Kristine A. Culp, Dean

Kris Culp has been Dean of the Disciples Divinity House since 1991. She is also Associate Professor of Theology in the Divinity School and in the College. She is the seventh dean of Disciples House and was the first woman to become chief executive of one of the theological education institutions of the Christian Church (Disciples of Christ). She led the Disciples Divinity House through its centennial anniversary in 1994, in marking the seventy-fifth anniversary of its Chapel of the Holy Grail in 2005, and through its 125th anniversary in 2019 with a $5 million campaign.

An alumna of the Disciples Divinity House and a 1989 PhD graduate of the Divinity School, she earned the Master of Divinity degree from Princeton Theological Seminary and a Bachelor of General Studies degree from the University of Iowa. From 1985-91, she was a member of the faculty of Saint Paul School of Theology in Kansas City, Missouri.
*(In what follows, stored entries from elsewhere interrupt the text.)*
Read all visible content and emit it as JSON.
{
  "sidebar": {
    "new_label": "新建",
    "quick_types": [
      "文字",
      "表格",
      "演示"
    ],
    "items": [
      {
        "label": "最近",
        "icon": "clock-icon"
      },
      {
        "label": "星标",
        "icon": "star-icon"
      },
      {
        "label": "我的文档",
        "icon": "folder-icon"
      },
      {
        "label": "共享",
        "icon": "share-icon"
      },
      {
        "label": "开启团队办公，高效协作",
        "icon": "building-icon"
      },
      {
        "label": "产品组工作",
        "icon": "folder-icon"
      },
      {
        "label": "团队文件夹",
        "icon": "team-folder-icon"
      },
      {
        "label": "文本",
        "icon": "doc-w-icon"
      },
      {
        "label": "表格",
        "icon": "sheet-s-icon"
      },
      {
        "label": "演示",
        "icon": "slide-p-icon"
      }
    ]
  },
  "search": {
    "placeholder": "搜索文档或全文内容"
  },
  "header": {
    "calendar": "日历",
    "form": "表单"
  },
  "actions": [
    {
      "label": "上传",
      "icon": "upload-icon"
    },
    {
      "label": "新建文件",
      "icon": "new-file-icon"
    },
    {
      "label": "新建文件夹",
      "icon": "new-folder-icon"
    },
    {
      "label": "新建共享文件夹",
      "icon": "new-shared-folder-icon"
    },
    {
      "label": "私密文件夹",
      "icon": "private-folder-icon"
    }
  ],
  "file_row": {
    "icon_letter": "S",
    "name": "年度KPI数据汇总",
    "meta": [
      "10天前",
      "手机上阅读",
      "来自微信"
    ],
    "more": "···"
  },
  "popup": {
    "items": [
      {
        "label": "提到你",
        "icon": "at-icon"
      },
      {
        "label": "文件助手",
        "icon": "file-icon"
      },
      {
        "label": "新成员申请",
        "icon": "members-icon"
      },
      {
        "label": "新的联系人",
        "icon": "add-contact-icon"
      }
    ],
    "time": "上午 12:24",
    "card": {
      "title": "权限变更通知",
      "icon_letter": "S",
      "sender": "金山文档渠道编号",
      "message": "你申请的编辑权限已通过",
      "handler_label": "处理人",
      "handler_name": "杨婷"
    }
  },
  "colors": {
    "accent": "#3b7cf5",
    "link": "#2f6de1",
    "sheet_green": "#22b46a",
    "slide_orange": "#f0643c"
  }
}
She is the author of Vulnerability and Glory: A Theological Account (Westminster John Knox, 2010), one of the first theological works to connect multidisciplinary conversations about environmental and economic vulnerability with theological anthropology and sociality. She is the editor of The Responsibility of the Church for Society and Other Essays by H. Richard Niebuhr (2008), which collected Niebuhr’s essays about ecclesiology and communities of faith. Her essays have addressed feminist and womanist theologies; the thought of Simone de Beauvoir, H. Richard Niebuhr, and John Calvin; fiction and visual art as resources and analogues in theological thinking; protest and resistance as theological themes; “experience” in contemporary theology, and issues facing the Disciples of Christ.

She represents the Christian Church (Disciples of Christ) on the Faith and Order Commission of the World Council of Churches, and serves as one of the commission's vice moderator. She has served on numerous boards, including, presently, the Board of Stewards of the Week of Compassion; she regularly serves in an advisory capacity to various groups; and she has served as chair of the Council on Theological Education of the Christian Church (Disciples of Christ) and on the denomination's General Board and Administrative Committee. She was a founding member of the Board of Directors of DisciplesWorld, a journal of news, opinion, and features about the Christian Church (Disciples of Christ), and its chair from 2006-09. She is a former president of the Association of Disciples for Theological Discussion and was a founding member of the Forrest Moss Institute, an association of Disciples women scholars.

In her research and teaching, Kris Culp seeks to forward theology’s diagnostic and constructive contributions to knowledge and to life while also critically examining the ways certain theological constructions have functioned. Her current project explores creaturely glory. She engages a long history of practical theological discernment and deliberation about eating and tasting, architecture and place, visual art, and the natural world—and thus about enjoyment, vulnerability, suffering, resistance, change, and “aliveness.” The book project was initially developed as part of the Enhancing Life Project at the University of Chicago and Ruhr-University Bochum, funded by the John Templeton Foundation.